Learn how measuring ESG performance helped a company in the food industry prevent child labor while increasing its gross margin.
We spoke to Jérémie Joos, Co-head of the ESG Center of Excellence of KPMG France, about the importance of integrating ESG considerations into business decisions to generate positive, long-term impact.
The below interview has been edited for length and clarity.
1) How can sustainability contribute to business performance?
Companies should view ESG reporting as more than just a risk and cost consideration. When our clients transform it into an opportunity, ESG and business become intertwined, leading to a positive impact. Of course, this means adopting a rigorous and science-based methodology, which also helps prevent greenwashing.

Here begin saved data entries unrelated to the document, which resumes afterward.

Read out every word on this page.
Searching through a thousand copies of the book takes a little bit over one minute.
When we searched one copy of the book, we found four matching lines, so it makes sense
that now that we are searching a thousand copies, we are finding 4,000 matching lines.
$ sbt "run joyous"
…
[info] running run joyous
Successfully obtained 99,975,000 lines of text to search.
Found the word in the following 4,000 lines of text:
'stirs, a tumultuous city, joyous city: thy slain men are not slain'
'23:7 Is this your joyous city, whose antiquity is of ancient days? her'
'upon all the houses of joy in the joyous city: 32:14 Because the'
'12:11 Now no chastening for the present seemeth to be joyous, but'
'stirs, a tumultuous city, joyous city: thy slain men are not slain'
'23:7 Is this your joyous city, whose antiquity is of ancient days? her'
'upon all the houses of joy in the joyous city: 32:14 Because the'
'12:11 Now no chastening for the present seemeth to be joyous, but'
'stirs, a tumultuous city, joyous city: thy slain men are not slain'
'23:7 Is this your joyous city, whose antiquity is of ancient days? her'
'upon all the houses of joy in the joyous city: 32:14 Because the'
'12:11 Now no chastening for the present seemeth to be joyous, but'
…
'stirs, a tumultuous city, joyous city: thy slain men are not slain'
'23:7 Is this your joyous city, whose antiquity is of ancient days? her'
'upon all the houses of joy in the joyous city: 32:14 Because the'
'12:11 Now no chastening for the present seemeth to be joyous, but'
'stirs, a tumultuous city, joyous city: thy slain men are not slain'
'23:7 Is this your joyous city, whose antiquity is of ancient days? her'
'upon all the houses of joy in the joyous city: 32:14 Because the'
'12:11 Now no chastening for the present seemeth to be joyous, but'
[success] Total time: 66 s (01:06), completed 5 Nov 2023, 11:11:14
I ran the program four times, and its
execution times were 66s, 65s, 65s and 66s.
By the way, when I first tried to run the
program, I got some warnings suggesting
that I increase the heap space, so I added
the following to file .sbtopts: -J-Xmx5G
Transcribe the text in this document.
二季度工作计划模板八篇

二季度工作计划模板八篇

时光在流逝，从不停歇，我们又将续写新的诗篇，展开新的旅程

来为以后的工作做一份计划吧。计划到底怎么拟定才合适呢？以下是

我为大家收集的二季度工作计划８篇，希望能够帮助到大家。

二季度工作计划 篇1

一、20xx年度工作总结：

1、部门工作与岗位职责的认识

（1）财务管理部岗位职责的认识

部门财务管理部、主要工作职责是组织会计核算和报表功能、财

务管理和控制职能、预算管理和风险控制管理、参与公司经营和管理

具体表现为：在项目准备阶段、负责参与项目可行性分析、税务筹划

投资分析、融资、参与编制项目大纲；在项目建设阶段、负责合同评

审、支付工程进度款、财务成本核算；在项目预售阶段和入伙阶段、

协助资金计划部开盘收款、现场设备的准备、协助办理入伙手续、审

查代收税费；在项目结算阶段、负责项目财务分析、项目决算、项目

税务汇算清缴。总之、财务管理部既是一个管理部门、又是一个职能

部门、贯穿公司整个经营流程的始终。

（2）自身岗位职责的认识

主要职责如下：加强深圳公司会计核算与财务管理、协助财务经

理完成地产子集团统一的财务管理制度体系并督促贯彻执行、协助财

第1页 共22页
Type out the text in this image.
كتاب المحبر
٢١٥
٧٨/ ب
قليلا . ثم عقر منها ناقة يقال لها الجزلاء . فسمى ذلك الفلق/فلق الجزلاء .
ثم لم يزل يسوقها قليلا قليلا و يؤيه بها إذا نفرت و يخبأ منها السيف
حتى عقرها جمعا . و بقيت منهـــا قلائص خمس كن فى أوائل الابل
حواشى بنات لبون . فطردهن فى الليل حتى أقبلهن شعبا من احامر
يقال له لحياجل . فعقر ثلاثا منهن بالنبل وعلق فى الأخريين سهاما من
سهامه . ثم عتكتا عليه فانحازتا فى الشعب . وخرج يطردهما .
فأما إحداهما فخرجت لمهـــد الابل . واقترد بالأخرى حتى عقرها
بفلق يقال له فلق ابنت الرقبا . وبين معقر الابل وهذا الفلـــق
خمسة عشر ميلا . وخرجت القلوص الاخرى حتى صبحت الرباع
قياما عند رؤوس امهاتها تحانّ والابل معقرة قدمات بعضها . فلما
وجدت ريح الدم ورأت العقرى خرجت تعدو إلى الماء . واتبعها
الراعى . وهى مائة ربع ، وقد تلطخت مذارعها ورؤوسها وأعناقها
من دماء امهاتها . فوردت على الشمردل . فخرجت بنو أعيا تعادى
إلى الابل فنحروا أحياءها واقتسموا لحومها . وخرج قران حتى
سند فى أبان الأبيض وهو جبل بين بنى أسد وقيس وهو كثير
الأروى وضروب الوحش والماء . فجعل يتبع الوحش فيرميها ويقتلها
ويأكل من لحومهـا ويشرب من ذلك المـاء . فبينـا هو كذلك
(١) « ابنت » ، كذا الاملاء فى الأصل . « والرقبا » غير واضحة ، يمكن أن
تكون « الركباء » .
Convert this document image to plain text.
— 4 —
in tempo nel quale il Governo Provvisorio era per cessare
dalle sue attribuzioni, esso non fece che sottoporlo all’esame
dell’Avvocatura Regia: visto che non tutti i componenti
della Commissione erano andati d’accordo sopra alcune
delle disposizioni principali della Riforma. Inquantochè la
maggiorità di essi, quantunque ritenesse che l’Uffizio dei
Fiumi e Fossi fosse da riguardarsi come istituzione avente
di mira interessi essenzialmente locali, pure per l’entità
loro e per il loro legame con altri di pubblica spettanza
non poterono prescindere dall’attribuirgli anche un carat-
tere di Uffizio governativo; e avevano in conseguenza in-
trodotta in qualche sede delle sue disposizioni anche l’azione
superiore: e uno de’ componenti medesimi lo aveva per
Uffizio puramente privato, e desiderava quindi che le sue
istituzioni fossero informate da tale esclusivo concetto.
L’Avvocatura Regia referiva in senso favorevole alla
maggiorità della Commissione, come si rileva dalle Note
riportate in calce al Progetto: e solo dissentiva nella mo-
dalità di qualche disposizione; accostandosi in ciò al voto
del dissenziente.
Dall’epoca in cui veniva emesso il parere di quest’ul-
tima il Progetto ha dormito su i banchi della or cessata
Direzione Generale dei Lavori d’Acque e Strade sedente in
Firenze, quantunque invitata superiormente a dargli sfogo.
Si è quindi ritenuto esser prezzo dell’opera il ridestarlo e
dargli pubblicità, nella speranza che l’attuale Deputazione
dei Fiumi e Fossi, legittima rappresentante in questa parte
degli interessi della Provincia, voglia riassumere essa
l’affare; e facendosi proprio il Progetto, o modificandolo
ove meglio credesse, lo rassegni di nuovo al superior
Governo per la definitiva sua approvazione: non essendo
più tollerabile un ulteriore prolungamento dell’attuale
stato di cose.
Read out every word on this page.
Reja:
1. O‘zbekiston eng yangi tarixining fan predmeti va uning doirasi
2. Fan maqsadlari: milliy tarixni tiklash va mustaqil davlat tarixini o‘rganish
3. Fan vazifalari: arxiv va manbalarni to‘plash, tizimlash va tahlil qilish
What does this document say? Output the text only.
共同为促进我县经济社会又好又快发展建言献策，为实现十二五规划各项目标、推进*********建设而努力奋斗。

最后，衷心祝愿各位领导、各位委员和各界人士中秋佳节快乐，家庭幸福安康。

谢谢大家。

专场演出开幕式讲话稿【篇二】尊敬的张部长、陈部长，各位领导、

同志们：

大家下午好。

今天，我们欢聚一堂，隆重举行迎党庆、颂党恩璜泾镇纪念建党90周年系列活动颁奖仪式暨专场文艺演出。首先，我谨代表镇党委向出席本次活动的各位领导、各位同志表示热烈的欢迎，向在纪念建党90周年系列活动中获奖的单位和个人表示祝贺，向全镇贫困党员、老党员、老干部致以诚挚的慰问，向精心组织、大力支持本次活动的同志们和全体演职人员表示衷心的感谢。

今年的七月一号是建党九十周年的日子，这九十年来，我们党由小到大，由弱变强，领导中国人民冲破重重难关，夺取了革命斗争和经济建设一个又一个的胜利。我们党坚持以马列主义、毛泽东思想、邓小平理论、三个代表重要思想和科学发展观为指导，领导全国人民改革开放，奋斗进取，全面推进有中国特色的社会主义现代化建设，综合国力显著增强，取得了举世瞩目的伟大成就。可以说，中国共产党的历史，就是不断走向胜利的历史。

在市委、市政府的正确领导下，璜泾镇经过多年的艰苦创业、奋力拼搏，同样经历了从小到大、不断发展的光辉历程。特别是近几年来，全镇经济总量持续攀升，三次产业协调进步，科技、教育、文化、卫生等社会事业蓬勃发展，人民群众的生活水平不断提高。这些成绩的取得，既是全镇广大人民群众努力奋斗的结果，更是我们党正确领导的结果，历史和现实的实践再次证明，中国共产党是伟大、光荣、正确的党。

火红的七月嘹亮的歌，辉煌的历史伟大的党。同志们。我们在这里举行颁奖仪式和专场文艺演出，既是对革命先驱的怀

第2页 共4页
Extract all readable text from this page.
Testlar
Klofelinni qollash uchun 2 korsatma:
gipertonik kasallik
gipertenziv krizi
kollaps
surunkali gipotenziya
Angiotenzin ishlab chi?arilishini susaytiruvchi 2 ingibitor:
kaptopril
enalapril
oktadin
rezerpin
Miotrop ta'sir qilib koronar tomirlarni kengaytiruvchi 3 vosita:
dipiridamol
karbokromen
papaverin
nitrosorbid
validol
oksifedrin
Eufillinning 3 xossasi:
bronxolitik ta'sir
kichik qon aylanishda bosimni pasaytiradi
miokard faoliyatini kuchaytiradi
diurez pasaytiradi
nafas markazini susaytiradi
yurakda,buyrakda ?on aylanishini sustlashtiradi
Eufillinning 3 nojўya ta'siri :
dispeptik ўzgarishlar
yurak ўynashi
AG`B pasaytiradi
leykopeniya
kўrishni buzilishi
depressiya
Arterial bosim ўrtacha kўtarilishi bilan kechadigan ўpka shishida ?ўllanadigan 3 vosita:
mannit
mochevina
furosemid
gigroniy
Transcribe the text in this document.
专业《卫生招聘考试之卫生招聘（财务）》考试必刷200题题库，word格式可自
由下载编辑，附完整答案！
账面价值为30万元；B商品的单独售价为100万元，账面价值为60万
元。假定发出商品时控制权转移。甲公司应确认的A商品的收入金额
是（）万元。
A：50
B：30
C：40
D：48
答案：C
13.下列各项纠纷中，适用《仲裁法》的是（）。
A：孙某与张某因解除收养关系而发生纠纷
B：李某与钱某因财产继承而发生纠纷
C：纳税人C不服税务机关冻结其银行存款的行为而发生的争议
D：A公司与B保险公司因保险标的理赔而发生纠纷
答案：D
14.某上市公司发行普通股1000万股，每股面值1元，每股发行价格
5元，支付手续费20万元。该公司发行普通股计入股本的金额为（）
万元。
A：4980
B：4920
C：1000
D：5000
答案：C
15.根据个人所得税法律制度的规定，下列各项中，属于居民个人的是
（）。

Allow me to share the example of one of our clients operating in the food industry.
About a year ago, they made the decision to increase the salary of their suppliers to prevent child labor. Initially, the board was opposed to this move, stating that it would deplete the company's working capital. From a financial perspective, this concern was valid, as it represented a substantial cost for the company.
After a year, we assessed the financial results and looked at the actual cost of this initiative. Our calculations revealed that it increased their gross margin, on top of preventing child labor. A skilled workforce also resulted in suppliers delivering high-quality raw materials on time. For food companies, the quality and timely delivery of raw materials are critical for optimal performance. Otherwise, they resort to the more expensive spot market. Therefore, this initiative against child labor had a positive impact on the company's free cash flow.
This example illustrates how ESG factors can directly influence the gross margin and overall company performance, including profit and loss, assets, and reputation. The integration of ESG and business does generate positive value and impact.
2) How would you define a “Forever Company”?
I like the idea of a Forever Company for two reasons. First, I believe that companies that do not align with ESG principles will cease to exist within the next 15 years. Second, business executives and governing boards have to adopt a long-term mindset.
ESG considerations should be integrated into all strategic and financial processes, becoming a shared decision-making criterion. Together, they create value for a company. This is what defines a Forever Company.